Sorry all for not posting yesterday; I literally have not had the time to fart in the last 48 hours due to work, play and study :)

Yesterday The Cookie Jar baked some absolutely beautiful butterfly wing cupcakes with strawberries and cream and I'll attach an easy to follow recipe and some photos when I have them all uploaded.

In the meantime I'd love to plug artist Mishy Lane (see www.mishylane.com) she's a fabulous photographer and graphic designer and we are currently following her blog :) http://mishylane.blogspot.com

You'll see more of her in our "Cookie" magazine which hits the net in April 2010. Yaaaaaaaaaay.

Now just to fill some space I have a lovely little cookie recipe that was sent to me by a fabulous baker-ette who I would trust with my sould to induce some tastebud related pleasure any day of the week.

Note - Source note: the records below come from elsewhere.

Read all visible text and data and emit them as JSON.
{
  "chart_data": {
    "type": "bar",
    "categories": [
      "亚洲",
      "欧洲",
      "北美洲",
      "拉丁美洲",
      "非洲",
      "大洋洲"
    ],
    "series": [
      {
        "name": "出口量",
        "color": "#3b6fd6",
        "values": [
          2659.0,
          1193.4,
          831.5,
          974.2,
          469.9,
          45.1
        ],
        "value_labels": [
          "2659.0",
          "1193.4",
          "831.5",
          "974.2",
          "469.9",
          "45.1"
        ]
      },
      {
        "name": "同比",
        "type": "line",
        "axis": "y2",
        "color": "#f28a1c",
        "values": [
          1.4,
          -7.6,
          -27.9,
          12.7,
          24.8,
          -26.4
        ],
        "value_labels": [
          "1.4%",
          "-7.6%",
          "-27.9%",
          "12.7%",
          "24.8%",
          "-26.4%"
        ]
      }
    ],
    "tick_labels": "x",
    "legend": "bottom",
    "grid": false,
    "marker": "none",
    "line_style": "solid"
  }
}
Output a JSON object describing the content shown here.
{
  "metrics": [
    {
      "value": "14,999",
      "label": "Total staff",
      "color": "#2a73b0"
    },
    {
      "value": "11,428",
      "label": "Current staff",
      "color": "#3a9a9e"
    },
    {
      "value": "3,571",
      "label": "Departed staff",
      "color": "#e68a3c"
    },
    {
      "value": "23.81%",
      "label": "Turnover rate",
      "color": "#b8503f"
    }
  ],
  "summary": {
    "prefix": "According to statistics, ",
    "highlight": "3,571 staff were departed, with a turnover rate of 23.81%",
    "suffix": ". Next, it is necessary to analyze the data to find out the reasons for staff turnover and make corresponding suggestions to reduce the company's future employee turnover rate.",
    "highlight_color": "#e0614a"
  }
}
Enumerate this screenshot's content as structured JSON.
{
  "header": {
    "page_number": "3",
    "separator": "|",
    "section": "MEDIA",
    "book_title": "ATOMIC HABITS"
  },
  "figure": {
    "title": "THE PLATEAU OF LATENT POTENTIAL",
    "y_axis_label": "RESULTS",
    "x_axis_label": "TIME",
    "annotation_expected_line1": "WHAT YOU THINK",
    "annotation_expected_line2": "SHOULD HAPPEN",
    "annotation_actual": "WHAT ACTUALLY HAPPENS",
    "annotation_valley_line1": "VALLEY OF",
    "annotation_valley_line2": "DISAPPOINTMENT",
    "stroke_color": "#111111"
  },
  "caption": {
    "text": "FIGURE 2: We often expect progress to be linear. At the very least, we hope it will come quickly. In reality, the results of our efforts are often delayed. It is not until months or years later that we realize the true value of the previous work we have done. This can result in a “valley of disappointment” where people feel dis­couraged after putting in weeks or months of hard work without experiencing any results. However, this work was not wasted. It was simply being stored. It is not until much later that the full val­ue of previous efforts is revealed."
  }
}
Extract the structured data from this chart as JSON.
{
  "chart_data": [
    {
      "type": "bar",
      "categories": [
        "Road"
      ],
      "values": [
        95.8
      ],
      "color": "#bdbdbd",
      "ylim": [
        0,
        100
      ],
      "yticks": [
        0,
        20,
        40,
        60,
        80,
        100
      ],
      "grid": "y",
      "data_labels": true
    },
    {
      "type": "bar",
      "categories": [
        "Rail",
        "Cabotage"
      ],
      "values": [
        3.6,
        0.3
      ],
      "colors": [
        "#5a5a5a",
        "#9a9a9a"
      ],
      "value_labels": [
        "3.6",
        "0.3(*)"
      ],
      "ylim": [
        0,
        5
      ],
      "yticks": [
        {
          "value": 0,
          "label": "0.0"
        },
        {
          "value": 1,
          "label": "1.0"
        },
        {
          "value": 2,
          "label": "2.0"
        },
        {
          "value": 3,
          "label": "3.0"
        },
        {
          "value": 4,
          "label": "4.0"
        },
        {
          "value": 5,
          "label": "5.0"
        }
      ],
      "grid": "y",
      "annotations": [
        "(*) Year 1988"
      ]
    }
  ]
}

These cookies are a twist on the much loved Afghan cookie.

Enjoy!

"Muhammads"14 oz butter


6 oz caster sugar


3 oz cocoa


12 oz plain flour


30z cornflakes

500gm pkt dark chocolate (The "Old Gold" brand works best :) )


Cream butter and sugar and then add flour, cocoa and corn flakes I do all this in the mixmaster! If you don't have a mixmaster then using a wooden spoon is very very okay.
Use your hands or an icecream scoop to make the cookies and place them on a tray lined with baking paper.
Bake for 15 mins at 180 degrees.


Melt your choccy in the microwave in a little microwave-able bowl for 1 and a half minutes. (You can also use the double boiler method; however you like to melt chocolate) 
 
Stir and pour the chocolate over your cookies once they are baked and cooled. Then allow the chocolate to set.
 
Then eat.
 
What the hell else do you do with them? Throw them at your cat?